For simple interfaces, I haven't experienced any issues. If you want to bind complex libraries, you usually have to do some manual work as described in http://docs.xamarin.com/guides/android/advanced_topics/java_integration_overview/binding_a_java_library_(.jar)/api_metadata_reference/.

With the Java classes bound and having the C# counterparts, it mostly feels like using a C# library. One of the rare cases where I actually see that I am dealing with Java is a line like

catch (Java.Lang.Exception e)

or when I have to derive a class from Java.Lang.Object. This is necessary when implementing an interface originally defined in Java when an object of that class should be passed back into Java code.

This is the only point where I realized in my code that objects live in two virtual machines, with Garbage Collection running in both worlds!

InfoQ. For future Android project would you consider using C# again?

I consider Mono for Android as a tool in my tool set. While it is a powerful tool, it is certainly not required or best-suited for every project:

The reason for using it in Keepass2Android is that it gives me the option to incorporate a powerful library (Keepass 2 code) into an Android application. And for everybody with some C# background, it's great to use all the nice C# features (LINQ, Lambdas, dynamic types ...) and the .net-framework.

Another reason to use Mono for Android can be portability: Your code can run on Android, iOS (both with Xamarin) and of course on Windows and Linux (with Mono). But unfortunately, there is a downside as well. The Mono libraries add several MB of app package size (depending on how much of the framework you use) and the build process is pretty slow compared to pure Java.
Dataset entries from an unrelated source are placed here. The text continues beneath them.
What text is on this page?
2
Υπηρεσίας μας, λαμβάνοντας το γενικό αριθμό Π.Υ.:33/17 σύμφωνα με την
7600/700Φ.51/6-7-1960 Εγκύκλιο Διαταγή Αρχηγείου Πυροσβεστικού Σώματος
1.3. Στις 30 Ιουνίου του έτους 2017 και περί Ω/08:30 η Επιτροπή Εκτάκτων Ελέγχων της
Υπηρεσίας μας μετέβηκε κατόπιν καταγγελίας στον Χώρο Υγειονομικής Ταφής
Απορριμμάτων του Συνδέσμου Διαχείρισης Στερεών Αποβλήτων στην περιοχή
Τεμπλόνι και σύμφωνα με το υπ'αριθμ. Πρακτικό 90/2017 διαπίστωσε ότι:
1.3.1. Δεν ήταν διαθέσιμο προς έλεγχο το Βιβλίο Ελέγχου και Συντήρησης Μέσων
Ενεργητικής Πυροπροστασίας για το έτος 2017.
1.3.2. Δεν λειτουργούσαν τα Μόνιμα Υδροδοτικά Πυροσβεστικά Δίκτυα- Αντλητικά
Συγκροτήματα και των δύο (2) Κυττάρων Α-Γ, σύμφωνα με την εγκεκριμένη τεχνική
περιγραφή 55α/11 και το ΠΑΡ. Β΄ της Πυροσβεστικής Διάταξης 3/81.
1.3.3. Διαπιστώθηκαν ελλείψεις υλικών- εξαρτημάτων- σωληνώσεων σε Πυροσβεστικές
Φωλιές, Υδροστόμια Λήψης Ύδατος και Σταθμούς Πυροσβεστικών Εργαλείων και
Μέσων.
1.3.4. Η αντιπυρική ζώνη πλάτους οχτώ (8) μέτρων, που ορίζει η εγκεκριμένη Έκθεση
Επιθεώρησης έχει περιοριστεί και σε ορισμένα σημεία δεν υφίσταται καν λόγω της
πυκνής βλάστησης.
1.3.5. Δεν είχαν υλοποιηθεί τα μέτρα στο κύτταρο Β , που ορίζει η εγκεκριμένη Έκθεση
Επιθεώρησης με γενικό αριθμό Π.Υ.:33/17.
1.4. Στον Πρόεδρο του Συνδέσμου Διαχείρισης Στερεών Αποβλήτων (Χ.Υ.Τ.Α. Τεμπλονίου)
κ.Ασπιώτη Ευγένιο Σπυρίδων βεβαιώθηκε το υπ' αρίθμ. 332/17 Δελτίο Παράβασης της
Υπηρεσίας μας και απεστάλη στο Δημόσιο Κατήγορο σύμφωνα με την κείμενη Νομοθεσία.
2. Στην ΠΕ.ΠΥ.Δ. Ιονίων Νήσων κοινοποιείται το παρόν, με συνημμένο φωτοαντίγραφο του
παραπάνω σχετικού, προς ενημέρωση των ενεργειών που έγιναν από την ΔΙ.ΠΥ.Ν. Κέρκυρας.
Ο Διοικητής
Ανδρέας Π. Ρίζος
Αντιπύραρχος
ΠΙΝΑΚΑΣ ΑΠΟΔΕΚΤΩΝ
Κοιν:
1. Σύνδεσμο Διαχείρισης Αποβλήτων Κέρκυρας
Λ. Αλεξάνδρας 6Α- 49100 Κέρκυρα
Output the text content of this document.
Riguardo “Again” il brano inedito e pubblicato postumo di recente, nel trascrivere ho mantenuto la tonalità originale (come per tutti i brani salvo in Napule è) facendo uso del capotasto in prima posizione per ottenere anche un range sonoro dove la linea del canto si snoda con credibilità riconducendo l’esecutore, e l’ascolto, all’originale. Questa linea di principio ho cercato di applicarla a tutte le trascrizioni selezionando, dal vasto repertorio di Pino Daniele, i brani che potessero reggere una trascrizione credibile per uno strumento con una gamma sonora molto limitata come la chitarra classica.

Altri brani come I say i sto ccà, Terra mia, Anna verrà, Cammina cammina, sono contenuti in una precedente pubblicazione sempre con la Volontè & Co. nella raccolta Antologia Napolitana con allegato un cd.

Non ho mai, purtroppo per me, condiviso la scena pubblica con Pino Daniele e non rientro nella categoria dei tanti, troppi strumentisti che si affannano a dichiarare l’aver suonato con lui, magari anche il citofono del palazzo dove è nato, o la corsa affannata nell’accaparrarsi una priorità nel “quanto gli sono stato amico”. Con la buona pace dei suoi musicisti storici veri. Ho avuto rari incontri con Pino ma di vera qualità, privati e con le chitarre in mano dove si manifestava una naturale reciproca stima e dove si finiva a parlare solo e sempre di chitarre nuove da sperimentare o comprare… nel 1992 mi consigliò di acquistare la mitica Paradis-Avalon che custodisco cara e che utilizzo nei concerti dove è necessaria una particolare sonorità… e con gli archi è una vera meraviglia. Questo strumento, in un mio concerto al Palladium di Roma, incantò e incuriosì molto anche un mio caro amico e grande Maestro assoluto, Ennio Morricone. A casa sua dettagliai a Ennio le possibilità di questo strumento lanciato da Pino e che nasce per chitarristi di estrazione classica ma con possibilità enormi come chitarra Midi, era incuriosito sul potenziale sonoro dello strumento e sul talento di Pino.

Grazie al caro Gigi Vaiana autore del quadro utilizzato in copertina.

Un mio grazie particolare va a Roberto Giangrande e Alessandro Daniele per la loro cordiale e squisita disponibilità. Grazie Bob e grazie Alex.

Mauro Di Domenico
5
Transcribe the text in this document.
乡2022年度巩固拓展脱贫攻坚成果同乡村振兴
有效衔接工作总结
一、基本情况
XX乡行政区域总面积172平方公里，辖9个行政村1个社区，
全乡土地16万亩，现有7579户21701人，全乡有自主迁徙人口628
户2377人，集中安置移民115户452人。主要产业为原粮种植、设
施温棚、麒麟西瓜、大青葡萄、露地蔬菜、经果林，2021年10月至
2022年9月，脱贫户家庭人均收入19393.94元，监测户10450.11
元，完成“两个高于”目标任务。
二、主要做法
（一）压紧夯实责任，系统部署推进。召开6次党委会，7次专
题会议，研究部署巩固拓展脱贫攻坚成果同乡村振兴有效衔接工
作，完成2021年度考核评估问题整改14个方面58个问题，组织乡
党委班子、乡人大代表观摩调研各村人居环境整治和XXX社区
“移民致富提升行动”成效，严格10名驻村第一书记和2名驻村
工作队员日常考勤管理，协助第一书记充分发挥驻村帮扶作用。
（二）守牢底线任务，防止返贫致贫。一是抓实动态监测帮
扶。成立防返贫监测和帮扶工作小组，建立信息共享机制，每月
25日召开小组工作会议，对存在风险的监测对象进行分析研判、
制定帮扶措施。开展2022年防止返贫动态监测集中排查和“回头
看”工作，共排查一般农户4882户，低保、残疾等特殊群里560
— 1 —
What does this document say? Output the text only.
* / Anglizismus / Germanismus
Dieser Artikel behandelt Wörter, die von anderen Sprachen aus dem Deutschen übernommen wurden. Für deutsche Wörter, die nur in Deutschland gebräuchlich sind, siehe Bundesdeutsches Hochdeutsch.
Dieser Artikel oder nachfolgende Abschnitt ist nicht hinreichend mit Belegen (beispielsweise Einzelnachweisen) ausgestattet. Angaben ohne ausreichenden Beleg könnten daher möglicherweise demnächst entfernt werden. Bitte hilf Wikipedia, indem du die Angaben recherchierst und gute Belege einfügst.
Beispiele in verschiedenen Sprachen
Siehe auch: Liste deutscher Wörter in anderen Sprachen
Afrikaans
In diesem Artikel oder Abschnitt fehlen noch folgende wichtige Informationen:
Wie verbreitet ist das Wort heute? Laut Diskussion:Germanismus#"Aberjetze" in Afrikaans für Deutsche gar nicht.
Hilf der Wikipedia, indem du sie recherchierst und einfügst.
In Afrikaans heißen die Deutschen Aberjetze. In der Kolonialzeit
My app currently takes more than 2 minutes to launch from Visual Studio. To mitigate this problem, I added build options for development with less app features and faster build times and I try to develop new features in external projects.

Also, IDE support for some Android specific functions is not as good as in Eclipse or Android Studio, which can slow down development.

For these reasons, I would decide on a per-project basis if I want to use Mono for Android.

Keepass2Android is available on CodePlex under the GPLv3 license.